Lasciamo da parte per un momento le scenografiche code fuori dalla Starbucks Reserve Roastery di Milano, fresca di inaugurazione. E con esse anche le ridicole polemiche sull'arrivo della multinazionale in Italia e i dibattiti sulla presunta superiorità del "nostro" caffè rispetto al "loro" (o viceversa). Resta una certezza: di posti come questi la catena del frappuccino ne ha aperti 3 al mondo. Gli altri due sono a Shanghai e a Seattle.
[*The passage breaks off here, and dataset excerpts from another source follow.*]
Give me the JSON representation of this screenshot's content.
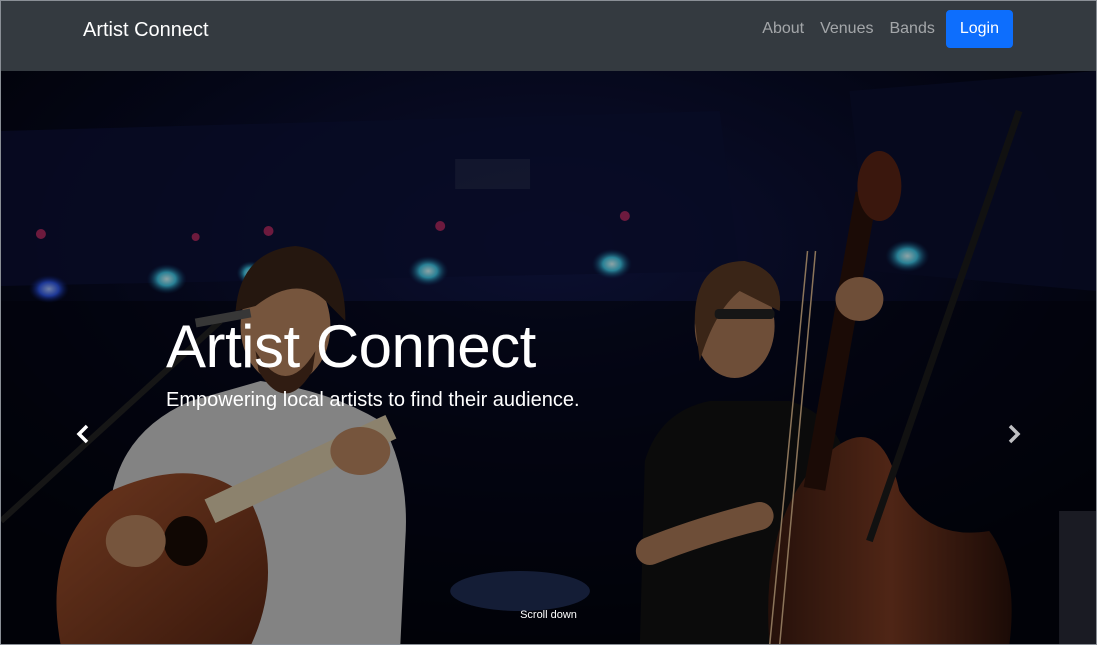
{
  "navbar": {
    "brand": "Artist Connect",
    "links": [
      {
        "label": "About"
      },
      {
        "label": "Venues"
      },
      {
        "label": "Bands"
      }
    ],
    "login_label": "Login"
  },
  "hero": {
    "title": "Artist Connect",
    "subtitle": "Empowering local artists to find their audience.",
    "prev_icon": "chevron-left-icon",
    "next_icon": "chevron-right-icon",
    "scroll_hint": "Scroll down"
  },
  "colors": {
    "navbar_bg": "#343a40",
    "primary_button": "#0d6efd",
    "nav_link": "#9a9da0"
  }
}
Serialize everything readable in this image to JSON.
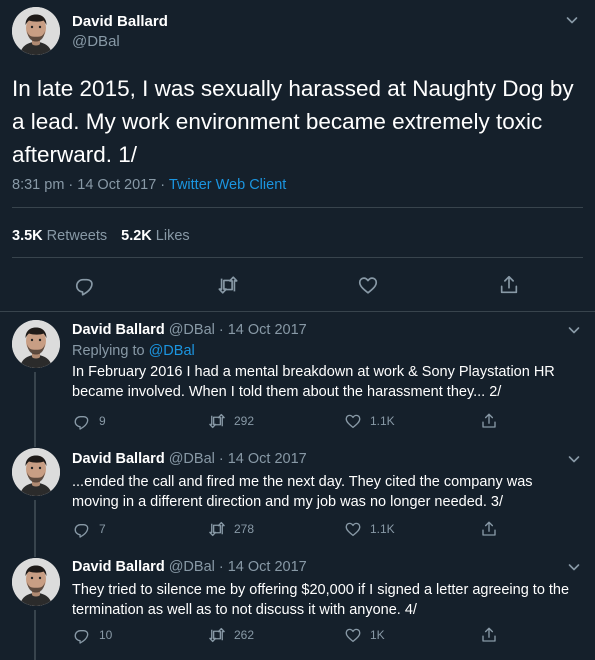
{
  "main_tweet": {
    "author_name": "David Ballard",
    "author_handle": "@DBal",
    "text": "In late 2015, I was sexually harassed at Naughty Dog by a lead. My work environment became extremely toxic afterward. 1/",
    "time": "8:31 pm · 14 Oct 2017 · ",
    "client": "Twitter Web Client",
    "retweets_count": "3.5K",
    "retweets_label": " Retweets",
    "likes_count": "5.2K",
    "likes_label": " Likes"
  },
  "replies": [
    {
      "author_name": "David Ballard",
      "author_meta": " @DBal · 14 Oct 2017",
      "replying_label": "Replying to ",
      "replying_handle": "@DBal",
      "text": "In February 2016 I had a mental breakdown at work & Sony Playstation HR became involved. When I told them about the harassment they... 2/",
      "reply_count": "9",
      "retweet_count": "292",
      "like_count": "1.1K"
    },
    {
      "author_name": "David Ballard",
      "author_meta": " @DBal · 14 Oct 2017",
      "text": "...ended the call and fired me the next day. They cited the company was moving in a different direction and my job was no longer needed. 3/",
      "reply_count": "7",
      "retweet_count": "278",
      "like_count": "1.1K"
    },
    {
      "author_name": "David Ballard",
      "author_meta": " @DBal · 14 Oct 2017",
      "text": "They tried to silence me by offering $20,000 if I signed a letter agreeing to the termination as well as to not discuss it with anyone. 4/",
      "reply_count": "10",
      "retweet_count": "262",
      "like_count": "1K"
    }
  ],
  "icons": {
    "reply": "reply-icon",
    "retweet": "retweet-icon",
    "like": "heart-icon",
    "share": "share-icon",
    "menu": "chevron-down-icon"
  },
  "colors": {
    "background": "#15202b",
    "muted": "#8899a6",
    "link": "#1b95e0",
    "divider": "#38444d"
  }
}
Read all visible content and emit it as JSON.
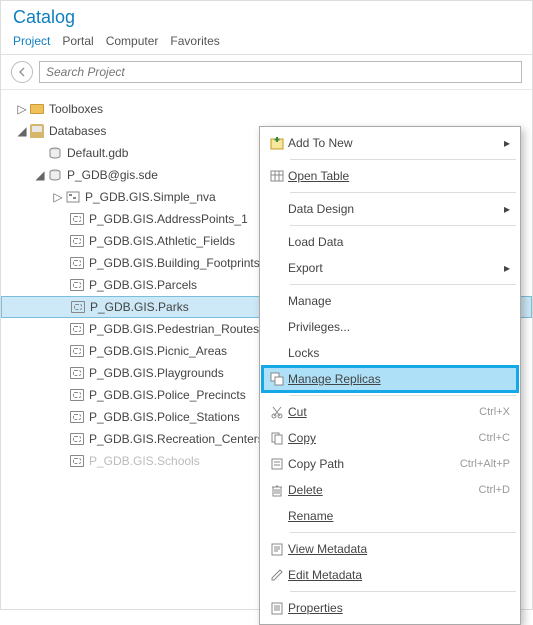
{
  "title": "Catalog",
  "tabs": [
    "Project",
    "Portal",
    "Computer",
    "Favorites"
  ],
  "active_tab": 0,
  "search": {
    "placeholder": "Search Project"
  },
  "tree": {
    "toolboxes": "Toolboxes",
    "databases": "Databases",
    "default_gdb": "Default.gdb",
    "sde": "P_GDB@gis.sde",
    "sde_children": [
      "P_GDB.GIS.Simple_nva",
      "P_GDB.GIS.AddressPoints_1",
      "P_GDB.GIS.Athletic_Fields",
      "P_GDB.GIS.Building_Footprints",
      "P_GDB.GIS.Parcels",
      "P_GDB.GIS.Parks",
      "P_GDB.GIS.Pedestrian_Routes",
      "P_GDB.GIS.Picnic_Areas",
      "P_GDB.GIS.Playgrounds",
      "P_GDB.GIS.Police_Precincts",
      "P_GDB.GIS.Police_Stations",
      "P_GDB.GIS.Recreation_Centers",
      "P_GDB.GIS.Schools"
    ]
  },
  "menu": {
    "add_to_new": "Add To New",
    "open_table": "Open Table",
    "data_design": "Data Design",
    "load_data": "Load Data",
    "export": "Export",
    "manage": "Manage",
    "privileges": "Privileges...",
    "locks": "Locks",
    "manage_replicas": "Manage Replicas",
    "cut": "Cut",
    "copy": "Copy",
    "copy_path": "Copy Path",
    "delete": "Delete",
    "rename": "Rename",
    "view_metadata": "View Metadata",
    "edit_metadata": "Edit Metadata",
    "properties": "Properties",
    "sc_cut": "Ctrl+X",
    "sc_copy": "Ctrl+C",
    "sc_copy_path": "Ctrl+Alt+P",
    "sc_delete": "Ctrl+D"
  }
}
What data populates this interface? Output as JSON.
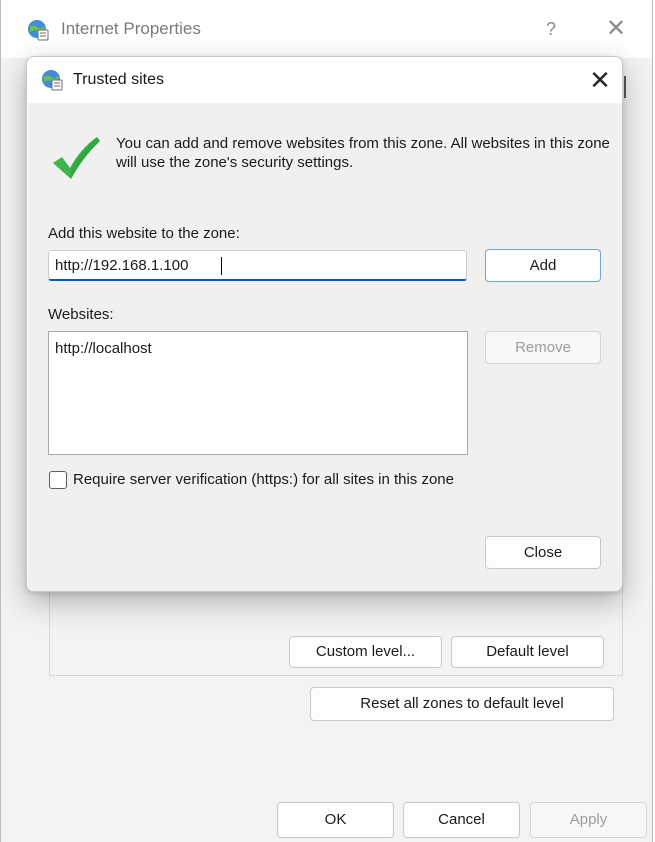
{
  "parent": {
    "title": "Internet Properties",
    "help_label": "?",
    "close_label": "✕",
    "custom_level_label": "Custom level...",
    "default_level_label": "Default level",
    "reset_all_label": "Reset all zones to default level",
    "ok_label": "OK",
    "cancel_label": "Cancel",
    "apply_label": "Apply"
  },
  "dialog": {
    "title": "Trusted sites",
    "close_label": "✕",
    "description": "You can add and remove websites from this zone. All websites in this zone will use the zone's security settings.",
    "add_website_label": "Add this website to the zone:",
    "website_input_value": "http://192.168.1.100",
    "add_button_label": "Add",
    "websites_label": "Websites:",
    "websites": [
      "http://localhost"
    ],
    "remove_button_label": "Remove",
    "require_verification_label": "Require server verification (https:) for all sites in this zone",
    "require_verification_checked": false,
    "close_button_label": "Close"
  },
  "icons": {
    "window_icon": "globe-shield-icon",
    "info_icon": "green-checkmark-icon"
  },
  "colors": {
    "accent": "#005fb8",
    "check_green": "#3cb64a",
    "disabled_text": "#9d9d9d"
  }
}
Mica male, per Milano, stare in questo trittico esclusivo.

Un gelato molto speciale

Starbucks ha fatto un gran lavoro per modellare l'offerta del suo "luna park" del caffè in piazza Cordusio. Rientra in questo sforzo la collaborazione con il maestro gelatiere Alberto Marchetti, che firma il gelato per l'affogato. Marchetti ha ideato una referenza del tutto inedita: si chiama, infatti, nitro gelato affogato, ed è preparato con l'azoto liquido.

Stupide il cliente

La preparazione acquista così un carattere assai scenografico: la miscela di gelato è messa a contatto con l’azoto liquido ad una temperatura di 197° C e si congela in maniera immediata. Il gelato ha un struttura molto fine, con microcristalli 700 volte più piccoli rispetto a quelli che si hanno con una mantecazione tradizionale. Il tutto sotto gli occhi del cliente.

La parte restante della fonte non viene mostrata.